Network Drive

Network

8 sections
36 source tickets

Last synthesized: 2026-02-13 02:49 | Model: gpt-5-mini
Table of Contents

1. Personal / Home drive access failures (AD rename, decommission, cloud policy)

8 tickets

2. Mapped group/shared drives not appearing due to AD group membership or logon context (VPN/pre-logon)

13 tickets

3. Share migration blocked by unknown ownership and presence of password manager files

6 tickets

4. Network-attached storage offline or hostname resolution failures causing missing SMB shares

2 tickets

5. Access requests for shared folders after ownership change

4 tickets

6. Stalled folder synchronization causing missing submission folders

1 tickets

7. No backup destination for Catalyst Center/WLC resolved by provisioning NFS and using Catalyst Center for WLC backups

1 tickets

8. Providing an internal network SMB share for automated and external partner file exchange

1 tickets

1. Personal / Home drive access failures (AD rename, decommission, cloud policy)
90% confidence
Problem Pattern

Users reported missing or inaccessible mapped home or departmental network drives (H: or mapped letters) and absent files after AD account renames, path/server changes, server decommissioning, or cloud migrations. Symptoms included drives not auto-mapping (including over VPN), mapped shares appearing empty (including previous-versions/history showing no files), new or empty home folders after AD renames, and legacy automated processes (for example Excel macros) failing because they required a local H: path. Affected systems included SMB/IFS file servers, departmental mapped shares, SharePoint/Teams sites, OneDrive sync, and VPN-connected clients (Windows 10/11).

Solution

Incidents were resolved by restoring data to the active path and correcting access so the affected accounts could see their files.
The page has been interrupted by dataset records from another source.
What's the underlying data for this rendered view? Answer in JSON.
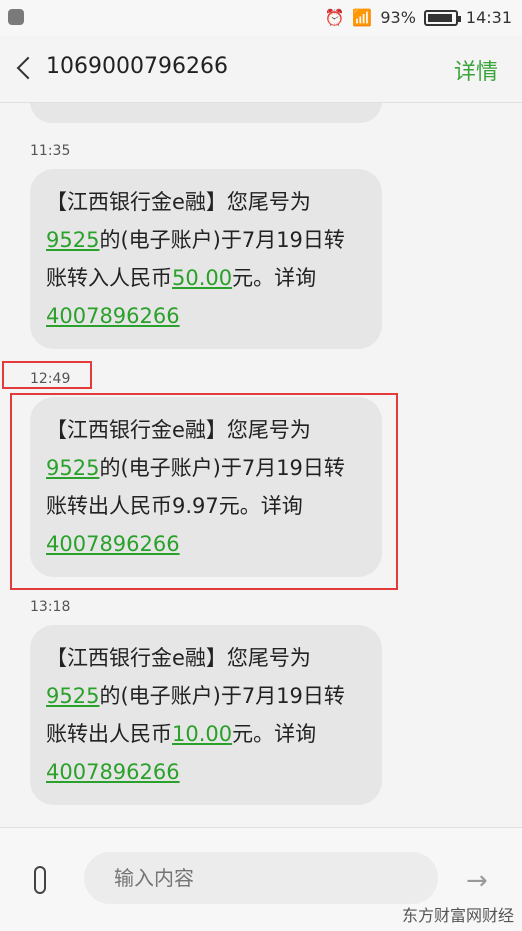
{
  "status_bar": {
    "battery": "93%",
    "time": "14:31",
    "battery_level": 0.93,
    "icons": [
      "alarm-icon",
      "signal-icon",
      "battery-icon"
    ]
  },
  "header": {
    "title": "1069000796266",
    "details_label": "详情"
  },
  "messages": [
    {
      "time": "11:35",
      "lines": [
        [
          {
            "t": "【江西银行金e融】您尾号为"
          }
        ],
        [
          {
            "t": "9525",
            "link": true
          },
          {
            "t": "的(电子账户)于7月19日转"
          }
        ],
        [
          {
            "t": "账转入人民币"
          },
          {
            "t": "50.00",
            "link": true
          },
          {
            "t": "元。详询"
          }
        ],
        [
          {
            "t": "4007896266",
            "link": true
          }
        ]
      ]
    },
    {
      "time": "12:49",
      "lines": [
        [
          {
            "t": "【江西银行金e融】您尾号为"
          }
        ],
        [
          {
            "t": "9525",
            "link": true
          },
          {
            "t": "的(电子账户)于7月19日转"
          }
        ],
        [
          {
            "t": "账转出人民币9.97元。详询"
          }
        ],
        [
          {
            "t": "4007896266",
            "link": true
          }
        ]
      ]
    },
    {
      "time": "13:18",
      "lines": [
        [
          {
            "t": "【江西银行金e融】您尾号为"
          }
        ],
        [
          {
            "t": "9525",
            "link": true
          },
          {
            "t": "的(电子账户)于7月19日转"
          }
        ],
        [
          {
            "t": "账转出人民币"
          },
          {
            "t": "10.00",
            "link": true
          },
          {
            "t": "元。详询"
          }
        ],
        [
          {
            "t": "4007896266",
            "link": true
          }
        ]
      ]
    }
  ],
  "composer": {
    "placeholder": "输入内容"
  },
  "watermark": "东方财富网财经",
  "colors": {
    "accent": "#3aa33a",
    "link": "#2aa12a",
    "highlight": "#e33b3b"
  }
}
For AD-rename cases file-services moved user data from the old folder into the corrected new folder and adjusted NTFS/SMB permissions so the renamed account regained access. Where home shares had been decommissioned, users were informed that H: had been retired; the team identified target SharePoint/Teams sites or OneDrive locations and confirmed whether content had been migrated, restored missing items from on-prem backups or migration exports when those sources contained the files, and notified users when content was permanently absent and offered recovery or re-upload options. For remote/VPN cases where automatic mapping was not present, a manual network mapping to the user’s home share was created and connectivity over VPN was verified. For legacy SFirm digital-signature access, SFirm server folders were created and users’ key files were copied from the old share into C:\Digitale Bankingsignaturen\USERNAME with folder permissions restricted to the respective user. For new Windows 11 devices the service clarified that H: was not provisioned by default and OneDrive was the intended primary location for personal files. In one decommissioning inquiry affecting a finance Excel macro that required a local H:, the reporting user later documented a workaround and the ticket was closed without support action; no technical remediation steps were recorded in that ticket.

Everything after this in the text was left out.